Uyuyamamıştım işte. Az önce suratıma kapanan konuşmadan sonra, her gece zihnimin tozlu raflarından çıka gelen zerzenişlerim tüm uykumu kovmaktan beter etmişti. Uzandığım sert, rahatsız yataktan ayaklanarak odada volta atmaya başladım. Tam üstümde babamın odası olduğu için elimden geldiğince sessiz bir biçimde delirmeyi düşünüyordum. Artık sabrım kalmamıştı, farkındaydım. Üniversite çağına gelmeme rağmen hala markete bile gidemiyor oluşumdan tut, henüz bahçeye bile çıkmaz haldeyken sabrımı son kırıntısına kadar tüketmiştim.
Fakat bir gerçek vardı ki, o da deli gibi korkuyordum. İnsanlardan, sokaklardan, yaşadığım bu büyük şehirden. Bir kere, nasıl yaşayacağımı bile bilmiyordum bu ev olmadan. Fuarda yaşadığım o ufak çaplı krizden sonra, kendime olan inancım fazlasıyla sarsılmış olabilirdi ve beni bu yoğun karmaşaya iten en büyük etkenlerden biri de o gündü.
Adımlamak isterken, aslında kaçmak için de can attığımı fark etmemek mümkün değildi ki.
Sadece birisi, hayatımda ilk defa elimi tutamaz mıydı? Geri giden o adımlarımı hayata çevirmeme sebep olacak tek bir kişi.
Geniş odada kapıdan kitaplığa doğru çizdiğim hayali çizgide gidip geliyorken, telefonumun bildirim sesiyle anlık olarak duraksamıştım. Yoksa, dediği gibi mesaj mı atmıştı şu üniversiteli çocuk? Birkaç dakika önce fırlattığım telefonu yerden alıp, ekran kilidi olmadığından direkt bildirim paneline yöneldim.
+82 10 -4***- 1678
Donghyuck selam, Mark
ben. Uyumuyordun
öyle değil mi?Gözlerim mesajı görür görmez titremeye başlayan parmaklarım "Engelle." seçeneğine yönelirken, bir şekilde kendime hakim olup klavyeye yöneldim. Hem, ne kadar haftalık telefon kontrollerinde yakalanma riski taşıyor olsa da, üstesinden gelebilirdim. Bence sandığım kadar zor değildi başka birisiyle mesajlaşmak. İsmini henüz bu gece öğrendiğim üniversiteli çocuğu Jun ağabeymiş gibi düşünerek işimi de daha kolay bir hale getirecektim.
Uyumaya çalışıyordum
fakat, sanırım biraz
zorlanacağım.Mesajı gönderdikten sonra, sağ elimi gittikçe hız kazanmaya devam eden kalbime götürdüm.

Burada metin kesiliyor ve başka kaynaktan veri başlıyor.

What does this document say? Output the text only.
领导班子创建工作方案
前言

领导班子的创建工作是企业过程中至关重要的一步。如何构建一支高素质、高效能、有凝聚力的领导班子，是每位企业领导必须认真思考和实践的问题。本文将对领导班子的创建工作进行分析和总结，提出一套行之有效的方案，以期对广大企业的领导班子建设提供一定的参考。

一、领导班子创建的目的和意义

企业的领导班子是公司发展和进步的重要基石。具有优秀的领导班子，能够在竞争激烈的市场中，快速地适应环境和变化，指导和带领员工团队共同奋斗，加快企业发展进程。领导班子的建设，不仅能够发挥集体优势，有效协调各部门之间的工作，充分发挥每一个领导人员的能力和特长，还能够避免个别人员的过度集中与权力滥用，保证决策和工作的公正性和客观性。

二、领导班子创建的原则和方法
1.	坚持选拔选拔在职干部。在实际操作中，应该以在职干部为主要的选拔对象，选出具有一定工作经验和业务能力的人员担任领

"Sadece mesajlaşıyorsunuz Donghyuck, sakin ol. Seni ne görebilir, ne de duyabilir. Sadece mesajlaşma."
+82 10 -4***- 1678
Aslında, seninle konuşmak
istediğim bir konu vardı. Yani,
nasıl desem
(Görüldü: 1043)+82 10 -4***- 1678
Biliyorsun, Üniversite tanıtım
günlerinde okul tarafından görevlendirildim. Ve en az bir kişiyi kampüs gezisine misafir öğrenci olarak getirmem isteniyor. İlk başta stanta gelen birkaç kişiye teklif ettim ancak tanımadıkları için sıcak yaklaşmadılar.
(Görüldü: 1045)+82 10 -4***- 1678
Pekala, tam anlamıyla beni tanıdığını söyleyemem ama senin için de iyi olur diye düşünmüştüm. Junho, Seul Üniversite'si için lisenin başından beri deli gibi çalıştığını söylemişti.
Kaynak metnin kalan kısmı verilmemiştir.